The AMALGHMA (Advanced Measurement Algorithms for Hardware Architectures) tool has been implemented for automating the measuring activities. AMALGHMA adopts a set of statistical methods, such as bootstrap and parametric methods, which are important in the measurement process due to several factors, for instance, (i) oscilloscope resolution and (ii) resistor error. Besides, the results estimated by AMALGHMA were compared and validated considering LPC2106 datasheet as well as ARM7TDMI-S reference manual.
The measurement scheme is shown in Figure 7. To measure power consumption, a workstation executing the AMALGHMA tool is connected to an Agilent DSO03202A oscilloscope, which captures the platform-drained current by measuring the voltage drop across a 1 Ohm sense resistor (average microcontroller impedance is order of magnitude higher than this). The oscilloscope is also connected to an I/O port of the LPC2106, which is used to monitor the code's starting and end times. Given this, the code's execution time is also estimated. Even for very short duration software functions, the AMALGHMA tool is able to estimate the average execution time, its energy consumption, and other related statistics. For doing that, sampling and statistics strategies have been implemented [21].
4.5. PECES Tool
An additional contribution of this work was the development of a computational tool to automate same steps of the proposed methodology. The tool was named PECES (Performance and Energy Consumption Evaluation of Embedded Systems). It receives the annotated source code and the architecture model as input and returns the average execution time and energy consumption as output.

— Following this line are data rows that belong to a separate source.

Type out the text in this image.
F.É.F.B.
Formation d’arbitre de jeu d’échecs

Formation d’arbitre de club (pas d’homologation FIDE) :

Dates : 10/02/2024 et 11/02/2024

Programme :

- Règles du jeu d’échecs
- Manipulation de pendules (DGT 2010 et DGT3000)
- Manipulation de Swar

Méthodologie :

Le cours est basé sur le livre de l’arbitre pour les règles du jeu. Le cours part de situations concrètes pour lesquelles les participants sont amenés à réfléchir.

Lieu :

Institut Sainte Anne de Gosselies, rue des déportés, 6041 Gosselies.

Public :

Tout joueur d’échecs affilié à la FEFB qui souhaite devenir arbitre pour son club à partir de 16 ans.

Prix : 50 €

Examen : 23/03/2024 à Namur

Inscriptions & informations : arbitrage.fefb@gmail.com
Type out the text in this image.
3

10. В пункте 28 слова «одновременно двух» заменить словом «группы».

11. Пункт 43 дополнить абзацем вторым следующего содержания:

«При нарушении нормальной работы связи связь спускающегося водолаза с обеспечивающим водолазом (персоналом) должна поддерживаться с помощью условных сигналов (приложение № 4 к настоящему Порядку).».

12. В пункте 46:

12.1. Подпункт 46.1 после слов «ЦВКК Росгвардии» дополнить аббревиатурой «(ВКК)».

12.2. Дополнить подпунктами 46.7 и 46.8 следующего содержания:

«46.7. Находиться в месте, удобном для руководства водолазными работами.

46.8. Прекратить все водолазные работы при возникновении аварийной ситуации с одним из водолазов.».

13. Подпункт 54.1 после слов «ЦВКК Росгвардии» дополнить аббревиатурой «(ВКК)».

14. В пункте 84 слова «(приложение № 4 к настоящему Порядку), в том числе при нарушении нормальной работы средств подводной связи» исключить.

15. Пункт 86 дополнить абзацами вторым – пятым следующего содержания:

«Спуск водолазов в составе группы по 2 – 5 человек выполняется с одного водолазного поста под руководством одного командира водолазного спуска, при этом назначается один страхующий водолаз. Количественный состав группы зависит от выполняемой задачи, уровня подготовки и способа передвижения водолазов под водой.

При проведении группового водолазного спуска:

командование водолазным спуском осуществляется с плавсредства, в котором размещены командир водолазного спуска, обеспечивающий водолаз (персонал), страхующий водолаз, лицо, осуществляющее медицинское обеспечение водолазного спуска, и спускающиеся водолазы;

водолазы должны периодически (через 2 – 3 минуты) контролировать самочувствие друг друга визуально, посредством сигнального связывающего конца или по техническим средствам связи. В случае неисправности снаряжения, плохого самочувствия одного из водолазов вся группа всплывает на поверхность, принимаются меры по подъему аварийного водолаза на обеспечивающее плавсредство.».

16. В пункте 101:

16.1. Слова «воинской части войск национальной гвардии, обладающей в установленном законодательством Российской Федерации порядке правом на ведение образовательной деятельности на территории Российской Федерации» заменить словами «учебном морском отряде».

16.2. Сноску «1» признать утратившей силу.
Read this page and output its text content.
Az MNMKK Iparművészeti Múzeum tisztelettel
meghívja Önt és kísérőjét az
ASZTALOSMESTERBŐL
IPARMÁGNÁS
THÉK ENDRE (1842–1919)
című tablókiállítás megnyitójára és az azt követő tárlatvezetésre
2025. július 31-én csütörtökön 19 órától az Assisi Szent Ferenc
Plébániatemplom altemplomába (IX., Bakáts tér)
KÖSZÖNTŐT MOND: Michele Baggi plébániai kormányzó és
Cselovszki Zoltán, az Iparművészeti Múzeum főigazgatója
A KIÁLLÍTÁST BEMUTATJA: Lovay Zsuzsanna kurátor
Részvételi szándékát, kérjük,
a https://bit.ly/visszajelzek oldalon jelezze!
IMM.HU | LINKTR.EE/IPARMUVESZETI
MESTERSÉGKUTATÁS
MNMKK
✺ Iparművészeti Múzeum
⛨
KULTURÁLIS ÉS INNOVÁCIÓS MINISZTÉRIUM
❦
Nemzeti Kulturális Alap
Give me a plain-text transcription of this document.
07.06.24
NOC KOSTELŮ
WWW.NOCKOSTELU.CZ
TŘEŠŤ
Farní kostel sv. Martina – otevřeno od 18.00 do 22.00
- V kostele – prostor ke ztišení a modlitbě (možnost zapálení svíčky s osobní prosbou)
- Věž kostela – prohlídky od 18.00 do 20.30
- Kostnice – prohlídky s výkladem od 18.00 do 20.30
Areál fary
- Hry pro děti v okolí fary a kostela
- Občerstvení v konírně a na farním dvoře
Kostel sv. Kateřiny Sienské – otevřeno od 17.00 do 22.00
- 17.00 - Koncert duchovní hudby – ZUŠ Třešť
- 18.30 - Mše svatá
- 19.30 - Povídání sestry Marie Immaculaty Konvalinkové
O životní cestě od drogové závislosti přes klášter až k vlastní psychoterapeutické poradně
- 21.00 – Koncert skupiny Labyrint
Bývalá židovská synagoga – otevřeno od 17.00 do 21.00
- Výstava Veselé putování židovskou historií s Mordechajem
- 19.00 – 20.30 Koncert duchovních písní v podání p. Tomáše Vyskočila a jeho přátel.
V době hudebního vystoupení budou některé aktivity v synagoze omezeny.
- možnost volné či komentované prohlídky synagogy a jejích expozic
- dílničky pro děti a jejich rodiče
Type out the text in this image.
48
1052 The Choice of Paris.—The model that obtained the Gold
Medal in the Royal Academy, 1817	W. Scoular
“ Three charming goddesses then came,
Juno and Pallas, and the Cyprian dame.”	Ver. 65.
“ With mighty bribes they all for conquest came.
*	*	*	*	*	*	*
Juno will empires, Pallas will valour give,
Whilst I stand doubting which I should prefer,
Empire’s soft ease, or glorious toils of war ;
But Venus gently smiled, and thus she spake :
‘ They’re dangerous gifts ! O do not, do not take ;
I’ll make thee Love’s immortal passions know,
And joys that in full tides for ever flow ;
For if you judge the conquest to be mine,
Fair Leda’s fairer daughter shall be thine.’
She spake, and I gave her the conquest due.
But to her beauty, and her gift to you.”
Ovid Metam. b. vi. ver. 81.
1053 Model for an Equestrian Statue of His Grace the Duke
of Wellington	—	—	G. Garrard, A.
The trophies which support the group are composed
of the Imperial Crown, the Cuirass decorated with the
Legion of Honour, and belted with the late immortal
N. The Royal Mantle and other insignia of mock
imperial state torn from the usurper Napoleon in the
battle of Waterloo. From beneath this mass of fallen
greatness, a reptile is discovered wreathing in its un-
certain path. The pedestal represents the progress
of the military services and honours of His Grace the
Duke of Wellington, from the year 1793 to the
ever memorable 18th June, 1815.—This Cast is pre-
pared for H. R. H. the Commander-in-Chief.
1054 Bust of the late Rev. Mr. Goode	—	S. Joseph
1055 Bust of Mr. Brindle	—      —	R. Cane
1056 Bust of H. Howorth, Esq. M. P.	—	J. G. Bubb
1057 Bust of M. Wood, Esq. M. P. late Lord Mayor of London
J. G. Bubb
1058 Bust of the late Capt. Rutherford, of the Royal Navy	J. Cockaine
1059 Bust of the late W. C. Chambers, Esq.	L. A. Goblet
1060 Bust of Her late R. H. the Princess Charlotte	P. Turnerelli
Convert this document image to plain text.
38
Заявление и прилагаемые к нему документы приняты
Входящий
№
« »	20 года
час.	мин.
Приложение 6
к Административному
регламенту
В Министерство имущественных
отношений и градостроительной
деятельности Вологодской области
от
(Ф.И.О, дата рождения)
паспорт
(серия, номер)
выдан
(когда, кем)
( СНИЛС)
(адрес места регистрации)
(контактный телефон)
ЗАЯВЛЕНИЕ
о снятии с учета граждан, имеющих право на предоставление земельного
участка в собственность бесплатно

The following steps are performed by PECES to evaluate a code.
(1)It compiles the application source code using the option to generate intermediate assembly code. GCC (arm-uclibc-gcc [22]) has been adopted as compiler.
(2)PECES builds the Control Flow Graph (CFG) using the intermediate code generated in the previous step.
(3)It uses the CFG and the annotations from the source code to generate the corresponding irreducible DTMC.
(4)The DTMC is numerically evaluated in SHARPE, so as to obtain the stationary probabilities.
(5)It uses the stationary probabilities to calculate the average number of execution for each basic block and, then, the number of times each instruction is executed. Next, PECES clusters instructions from the same class and calculates the frequency each class executs.
(6)The distribution frequency is written in the architecture model.
(7)PECES invokes Access/CPN tool [23] to simulate the architecture model.
(8)Finally, the tool uses the average execution time per instruction and the average energy consumption per instruction obtained from the previous step to calculate the average execution time and the energy consumption.